POST: FringeNYC's 'And Then: A science fiction folk event' - why are we here?
What's it about?
And Then: A Science Fiction Folk Event is an original musical accompanied by comforting and thoughtful live folk music that illustrates the endurance of humanity and love throughout time, space, and galaxies of stars via a science fiction-inspired plot.
What'd I experience?
I work in Columbus Circle five days a week from 9:00am-5:00pm. Thankfully, theatre tends to start on the later side of things, so my work schedule has almost never interfered with my theatregoing lifestyle. But And Then: A Science Fiction Folk Event started at 5:30pm SHARP, and so I knew the latest I could get away with leaving the office was 5:00pm on the dot. The venue for the show was The Theater at the 14th Street Y, meaning that I had to have zero problems with public transportation if I wanted to get there on time, and to make things more stressful, the Fringe festival has a strict policy against late entries.
I got to the train station at 57th Street and 7th Avenue and made the downtown R train by a sheer miracle. The air conditioning was probably the best thing I had ever felt in my life. *Note* Running all over the city to see plays in a New York City heatwave is not for the faint of heart. When I got off the train at Union Square, I didn't think - I just ran, shoving past overheated New Yorkers and tourists until I arrived in a sweaty lump less than two minutes before the show started. Luckily my mom had already snagged us seats in the front row, so once I joined her, my heart began beating at a normal rate. Then the excitement started to sink in. This was Fringe! I had been seeing Fringe shows for five years and this would be my 6th Fringe Festival and definitely not my last.
When conducting my research, I was drawn to And Then: A Science Fiction Folk Event because it combined music and science, and it tackled one of humanity's biggest questions: Why are we here?
I didn't know the answer when I was deciding what Fringe shows to see, and I still don't. But I have my suspicions. The way I figure it, we, meaning the Earth's population, live for life itself, and the greatest gifts that come with life, such as the relationships we forge and the love we feel for other living beings. The connections we make while we are alive on the Earth and the love we feel for people can never truly evaporate. In fact, they are the only things I know that transcend space and time.
And my views were only reinforced while watching the action of And Then: A Science Fiction Folk Event unfold. The opening number contained a song that imagined a world one hundred years from now, in a time when most of us very well might not be among the living. There was hope that in this world some of the major problems will have been resolved, but regardless of how far the world would or would not progress, above all there was a desire for people to never "stop planting seeds and singing sappy songs," and I had to agree.
My favorite poem is a poem called Another End of the World by James Richardson.

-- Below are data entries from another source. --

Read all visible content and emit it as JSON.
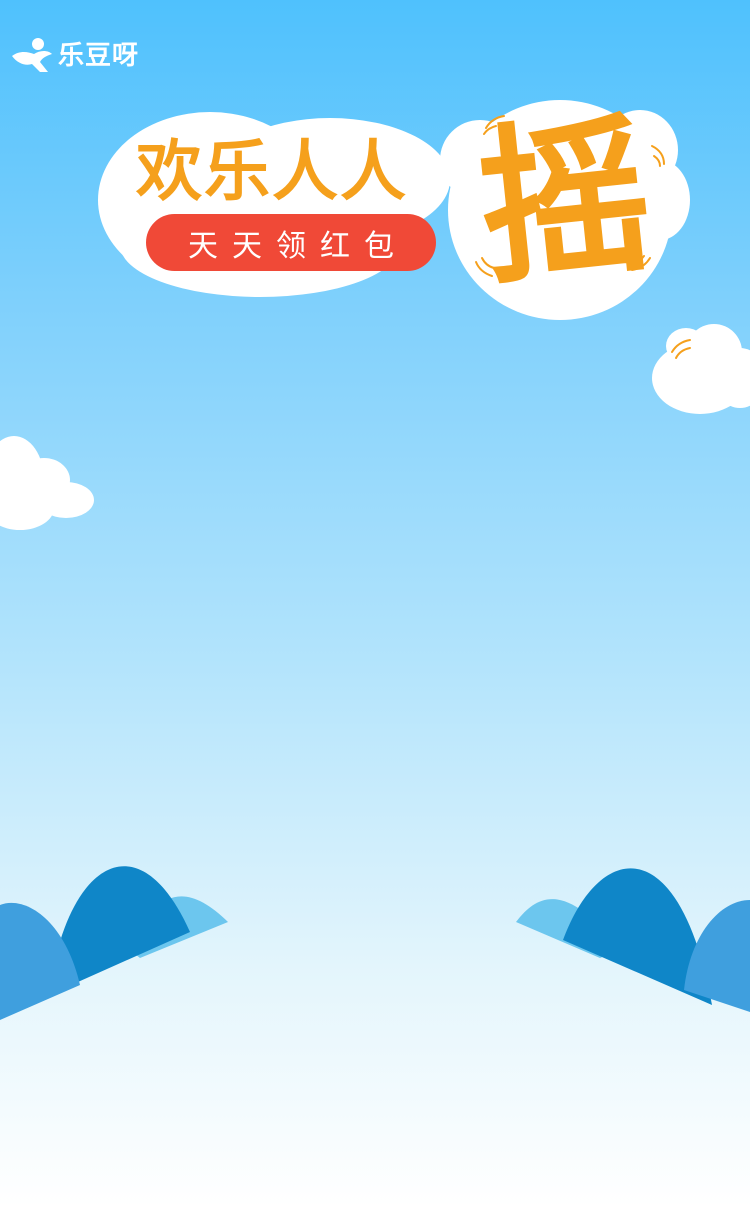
{
  "brand": {
    "name": "乐豆呀",
    "icon": "person-waving-icon"
  },
  "banner": {
    "title": "欢乐人人",
    "subtitle": "天天领红包",
    "shake_char": "摇"
  },
  "colors": {
    "sky_top": "#4fc1fd",
    "sky_bottom": "#ffffff",
    "title_orange": "#f5a01c",
    "pill_red": "#f04937",
    "mountain_dark": "#0f86c8",
    "mountain_mid": "#3f9fde",
    "mountain_light": "#6cc6ee"
  }
}
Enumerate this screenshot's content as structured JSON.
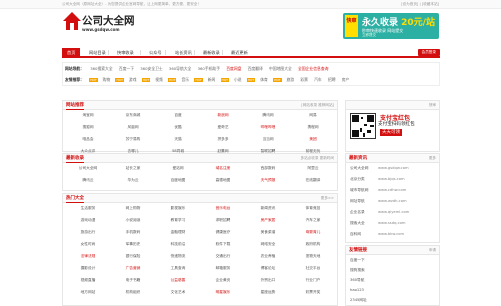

The poem reads:
Here in the last minutes, the very end of the world,
someone's tightening a screw thinner than an eyelash,
someone with slim wrists is straightening flowers,
someone is starting a slow, cloud-like settling
into a love longer than the world,
and someone's playing chess. Chess!
Some can't believe how little time is left,
some have been counting down the seconds
in pennies, all their lives. And one has realized
this day was made for him, seeing nothing
he had to do needs to be done,
and whistles, hands in pockets. This is how the world begins.

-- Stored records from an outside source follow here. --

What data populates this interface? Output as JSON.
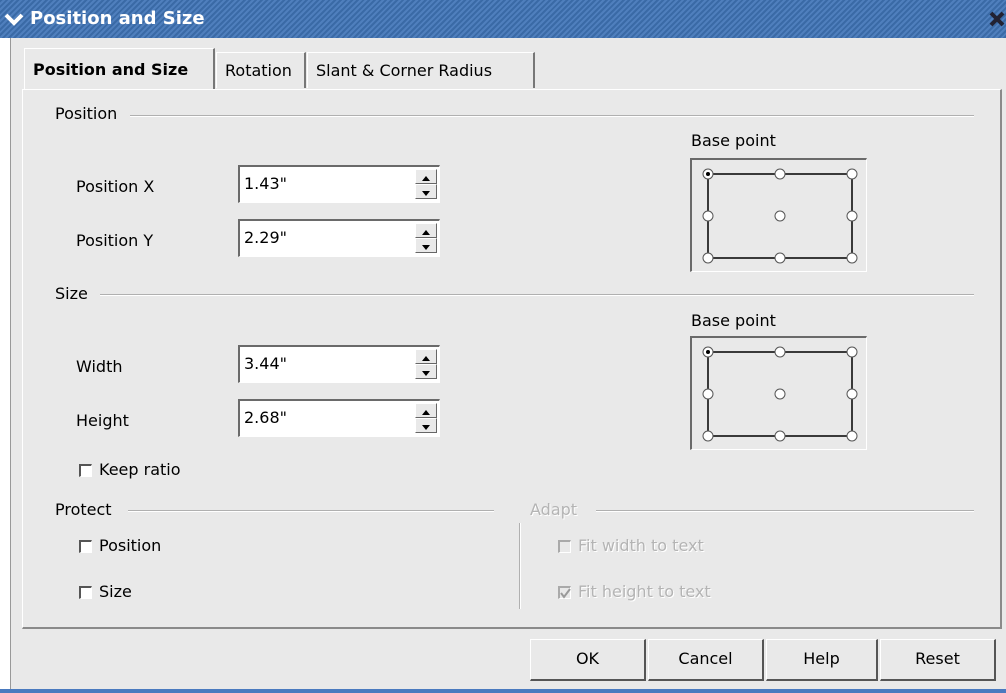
{
  "window": {
    "title": "Position and Size"
  },
  "tabs": [
    {
      "label": "Position and Size"
    },
    {
      "label": "Rotation"
    },
    {
      "label": "Slant & Corner Radius"
    }
  ],
  "position": {
    "heading": "Position",
    "x_label": "Position X",
    "x_value": "1.43\"",
    "y_label": "Position Y",
    "y_value": "2.29\"",
    "base_point_label": "Base point"
  },
  "size": {
    "heading": "Size",
    "width_label": "Width",
    "width_value": "3.44\"",
    "height_label": "Height",
    "height_value": "2.68\"",
    "keep_ratio_label": "Keep ratio",
    "keep_ratio_checked": false,
    "base_point_label": "Base point"
  },
  "protect": {
    "heading": "Protect",
    "position_label": "Position",
    "position_checked": false,
    "size_label": "Size",
    "size_checked": false
  },
  "adapt": {
    "heading": "Adapt",
    "fit_width_label": "Fit width to text",
    "fit_width_checked": false,
    "fit_height_label": "Fit height to text",
    "fit_height_checked": true
  },
  "buttons": {
    "ok": "OK",
    "cancel": "Cancel",
    "help": "Help",
    "reset": "Reset"
  },
  "colors": {
    "titlebar": "#3a6aa6",
    "dialog_bg": "#e9e9e9"
  },
  "icons": {
    "collapse": "chevron-down-icon",
    "close": "close-icon"
  }
}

I fell in love with this poem the moment I read it, in the beginning of Karen Thompson Walker's The Age of Miracles. Because while I don't have much faith in what comes after life, I do have faith in people and their astounding resilience. Art and beauty have historically sprung from tragedies and I am confident that this will come to pass again and again and again.
One of the most stunning moments of the show was a dance that told the story of "a little girl whose love was bigger than the world," who found a way to bridge the gap between herself and the stars with love.
There was a man who had so many intergalactic lovers he lost count, and a pair of men who took each other for granted, but ultimately needed each other in order to find themselves and their purpose. And what was it? Love. It's always love in some form or another, that keeps us going. But I think Lin Manuel Miranda said it best:
And Then: A Science Fiction Folk Event was a small production comprised of many college-aged students, young and probably broke, with limited life experience. But in a brief hour they managed to capture the fear of oblivion while conveying to me that as terrifying as it is to be alive, it is equally as miraculous. I was released back into the sickening heat with a friendly reminder to live for love, and the moments that make me forget just how inconsequential my life is when compared to all of existence.